Namun, menurut Yayasan Lembaga Konsumen Indonesia (YLKI) mengingat dampak negatif yang ditimbulkan, baik bagi penggunanya, orang lain dan lingkungan, maka plastik pantas dikenai cukai.
Ketua pengurus harian YLKI, Tulus Abadi menyatakan bahwa dari data Bank Dunia pada tahun 2018 sekitar 300 juta ton plastik diproduksi setiap tahunnya dan saat ini sekitar 150 juta ton plastik mencemari lautan dunia.
“Tragisnya, Indonesia menjadi negara pencemar kedua terbesar di dunia setelah China. Indonesia menyumbang 0,48-1,29 juta ton metrik sampah plastik per tahun ke lautan. Oleh karenanya, jika tidak ditanggulangi secara secara menyeluruh, sampah plastik akan mengancam keberlanjutan ekosistem laut yang semakin parah, dan merugikan kita semua,” papar Tulus dalam keterangannya kepada pers, Sabtu (6/7/2019) pagi.
Namun demikian, Tulus menambahkan bahwa cukai bukanlah satu-satunya cara untuk menekan dan mengendalikan penggunaan dan konsumsi plastik. Menurutnya, kalau tidak disinergikan dengan kebijakan lain, maka konsumsi plastik akan tetap dominan, sekalipun telah dikenai cukai yang tinggi pula.
“Penerapan cukai plastik harus menjamin bahwa tujuan utamanya bukan untuk menggali pendapatan negara. Jangan jadikan cukai plastik untuk menutupi kegagalan pemerintah dalam menggali pendapatan di sektor pajak,” tegas Tulus.
Karena itu, Tulus berharap cukai plastik justru diarahkan sebagai instrumen untuk mengendalikan produksi dan konsumsi plastik. Jadi menurutnya, pendapatan cukai hanya sebagai bentuk “pajak dosa” atau disinsentif pada produsen dan konsumen.
YLKI mendorong Pemerintah agar ke depan produsen wajib membuat produk plastik yang benar-benar bisa diurai secara cepat oleh lingkungan, apa pun produk plastiknya. “Setelah mereka bisa produksi jenis tersebut maka cukai plastik harus dihentikan,” tegasnya.
Cukai Plastik Dipakai Untuk Edukasi Publik
Sementara itu, YLKI mendesak agar dana yang diperoleh dari cukai plastik harus dikembalikan untuk upaya promotif dan preventif, misalnya program edukasi dan pemberdayaan agar masyarakat mempunyai kesadaran untuk mengurangi konsumsi plastik. “Bisa diambilkan sekitar 10% dari dana cukai plastik itu nantinya untuk program edukasi tersebut,” tambah Tulus.

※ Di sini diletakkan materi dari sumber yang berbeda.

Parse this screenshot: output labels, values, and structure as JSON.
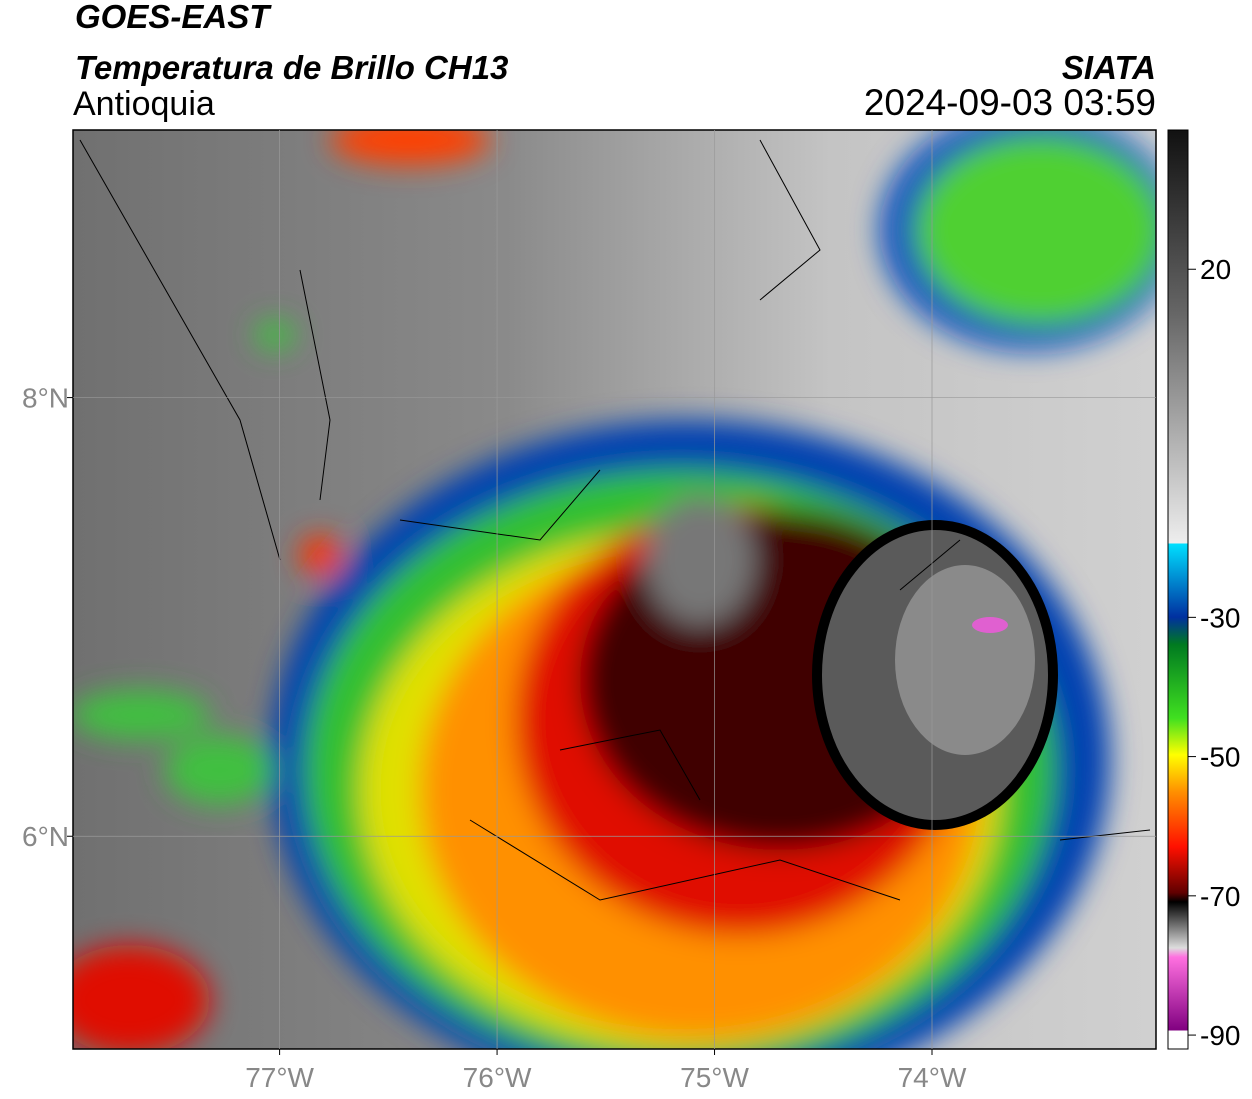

YLKI juga mendorong pemerintah untuk serius menanggulangi masalah plastik, dari hulu hingga hilir. Menurut Tulus, pemerintah mewajibkan adanya produk plastik yang mengantongi SNI dan bisa mengintegrasikan kebijakan pengendalian konsumsi plastik oleh konsumen, termasuk masalah plastik berbayar yang saat ini belum jelas arah dan regulasinya.
Terakhir, YLKI meminta Kementerian Perindustrian untuk tidak secara telanjang menjadi corong pelaku usaha, dengan menolak wacana cukai plastik, tanpa argumen yang rasional.
“Sudah jelas kok bahwa peran sektor industri tidak bisa dinegasikan, apalagi dimatikan. Tetapi sektor industri harus kreatif untuk memproduksi plastik yang tidak merusak lingkungan dan bahkan punya tanggung jawab menyelamatkan lingkungan. Jangan malah makin destruktif terhadap lingkungan,” tandasnya.